Continues after the jump.

“In Adams Morgan, there was a a shop called Madam Adam, which is where the FedEx store is now on 18th Street. I used to go into the space all of the time and think about how I would redecorate and run the shop. Of course, I thought that I could do it so much better. I mean, the walls were 18 feet high and the shop owner had only painted as high as he could reach. The place was beautifully decorated, as long as you didn’t look up.

“One day, I bought something and told the owner that I would pick it up next week. He said that I needed to pick it up that day because he was closing the shop. He was tired of the customers, the business, and the city and had had it. I immediately asked for his landlord’s phone number. He thought that I was crazy and tried to dissuade me. Still, I called the landlord to rent the space. He asked what business experience I had. I had none and didn’t have any money in the bank either. I don’t now why, but he trusted me. Within weeks, I was digging out furniture from my parents’ house and opened Miss Pixies in 1997. The whole thing happened so quickly. For six months, I worked in the restaurant, ran the store, and went to auctions. I am not sure how I did it. Even thinking of it now, makes me exhausted.

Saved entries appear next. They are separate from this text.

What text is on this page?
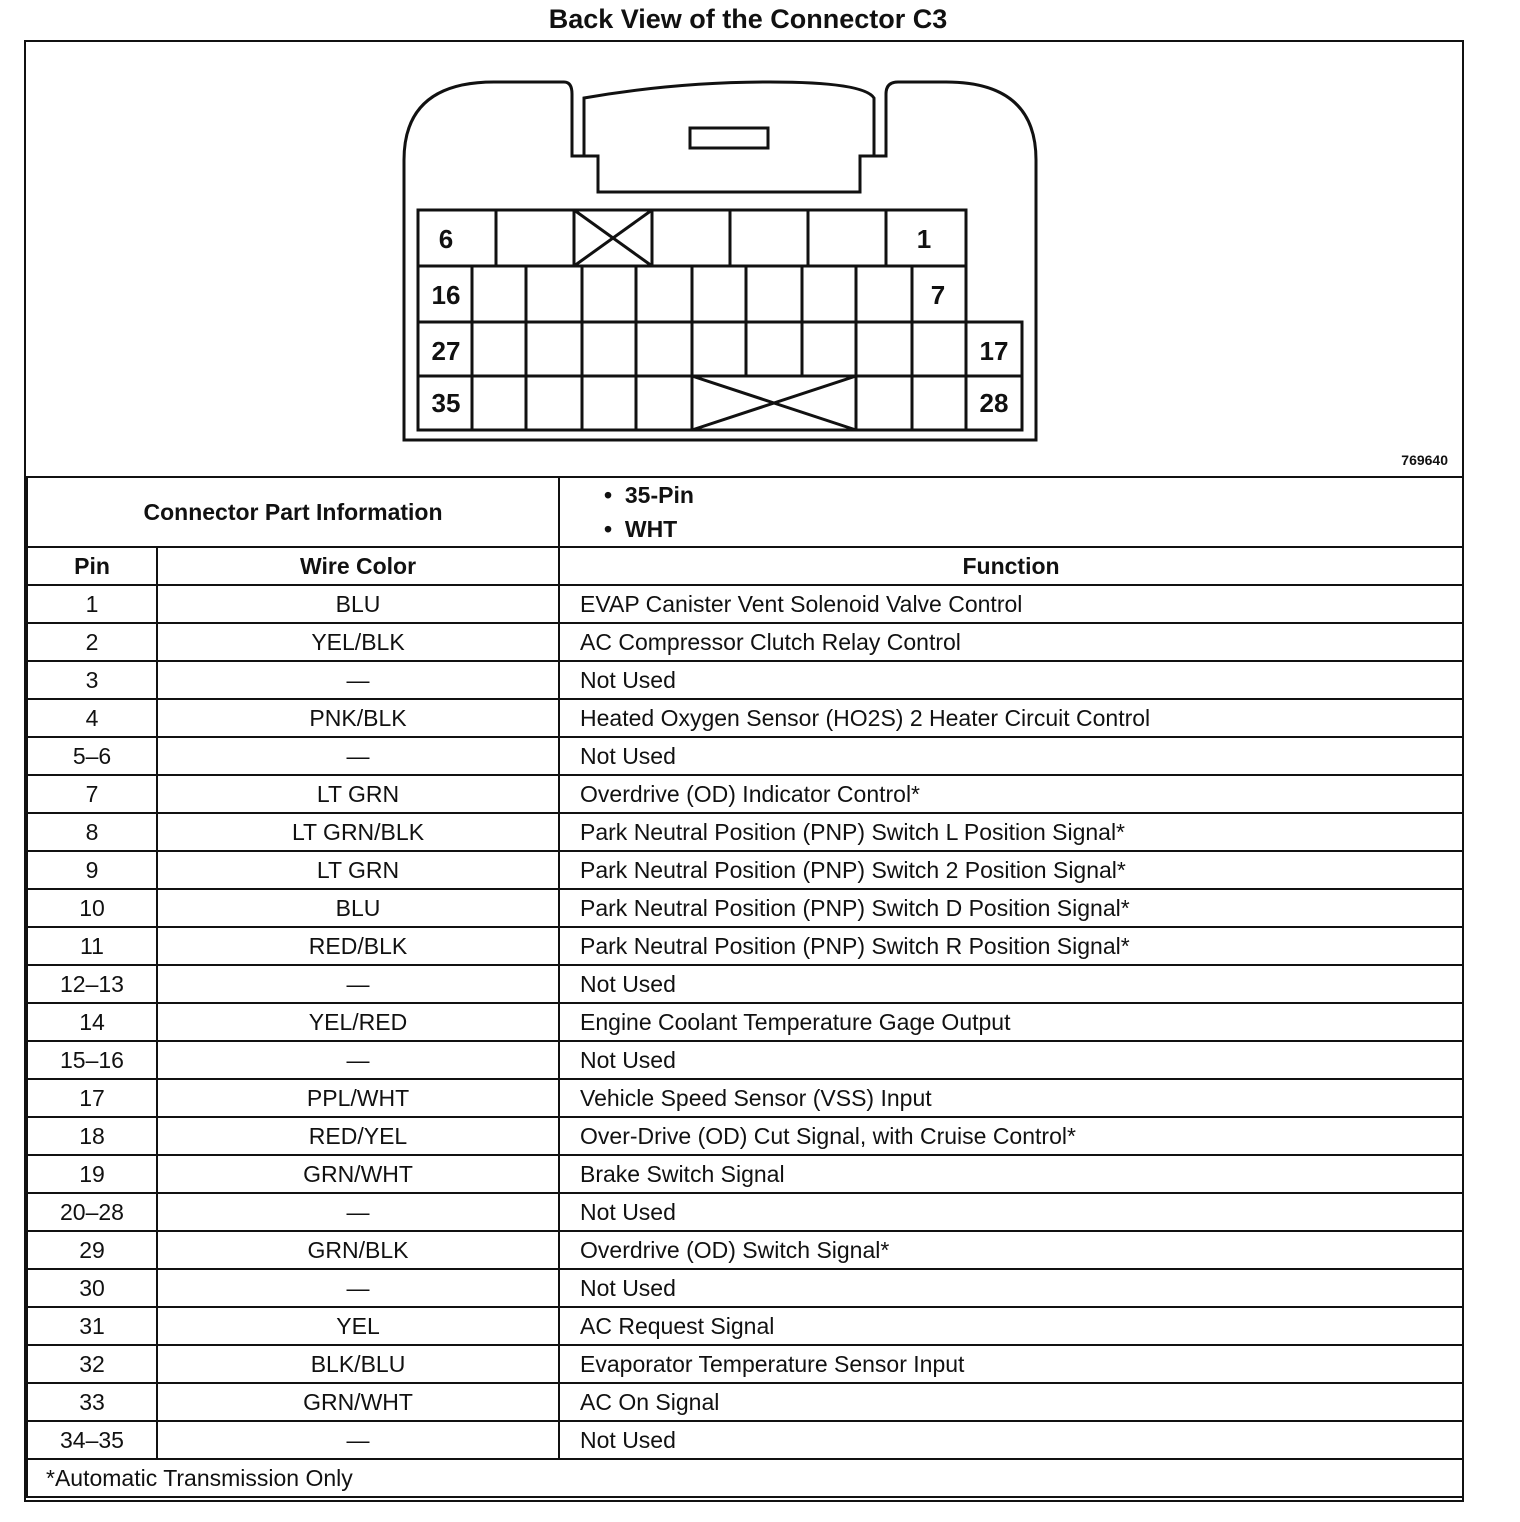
Back View of the Connector C3
6	1
16	7
27	17
35	28
769640
Connector Part Information		•  35-Pin
•  WHT

Pin	Wire Color	Function
1	BLU	EVAP Canister Vent Solenoid Valve Control
2	YEL/BLK	AC Compressor Clutch Relay Control
3	—	Not Used
4	PNK/BLK	Heated Oxygen Sensor (HO2S) 2 Heater Circuit Control
5–6	—	Not Used
7	LT GRN	Overdrive (OD) Indicator Control*
8	LT GRN/BLK	Park Neutral Position (PNP) Switch L Position Signal*
9	LT GRN	Park Neutral Position (PNP) Switch 2 Position Signal*
10	BLU	Park Neutral Position (PNP) Switch D Position Signal*
11	RED/BLK	Park Neutral Position (PNP) Switch R Position Signal*
12–13	—	Not Used
14	YEL/RED	Engine Coolant Temperature Gage Output
15–16	—	Not Used
17	PPL/WHT	Vehicle Speed Sensor (VSS) Input
18	RED/YEL	Over-Drive (OD) Cut Signal, with Cruise Control*
19	GRN/WHT	Brake Switch Signal
20–28	—	Not Used
29	GRN/BLK	Overdrive (OD) Switch Signal*
30	—	Not Used
31	YEL	AC Request Signal
32	BLK/BLU	Evaporator Temperature Sensor Input
33	GRN/WHT	AC On Signal
34–35	—	Not Used
*Automatic Transmission Only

“The neighborhood was so happy to have me, and it was a really wonderful experience to start a business in Adams Morgan. I would fill the store up with things that I bought on Thursday and the place was empty by Sunday. I stayed in that space until 2006 and then moved to a bigger space on the other side of 18th Street, under the old nightclub Chloe, in 2006. There, I ended up in a lawsuit with the landlord and had nothing but trouble with the space. It was a bad experience and I thought that I was done with the furniture business.

“In 2008, I was thinking about moving out to the beach and waiting tables again, but someone approached me about opening a furniture store and bar on 14th Street in the old Powell’s Auto Supply. I was really excited about the opportunity. Turns out that things didn’t work out with the bar, but I opened in April 2008 anyway.

“I didn’t want to leave Adams Morgan, but retail is not supported there anymore. After real estate spiked in 2004, everything had to be a bar or restaurant to pay the rents there. I am sad that retail isn’t able to make it there anymore, but have been blown away by the retail in this neighborhood. I am busier here than I ever was in Adams Morgan.

“What’s great about D.C. is that people support local business. At my store, I buy what I like, and like to think that I am educating my customers to have a better aesthetic. After all of this time, I know a lot of my customers, so I am happy that I know where and to whom the pieces are going. Sometimes, I even get to see the stuff again when they have me over.”

Miss Pixies is located at 1626 14th Street NW.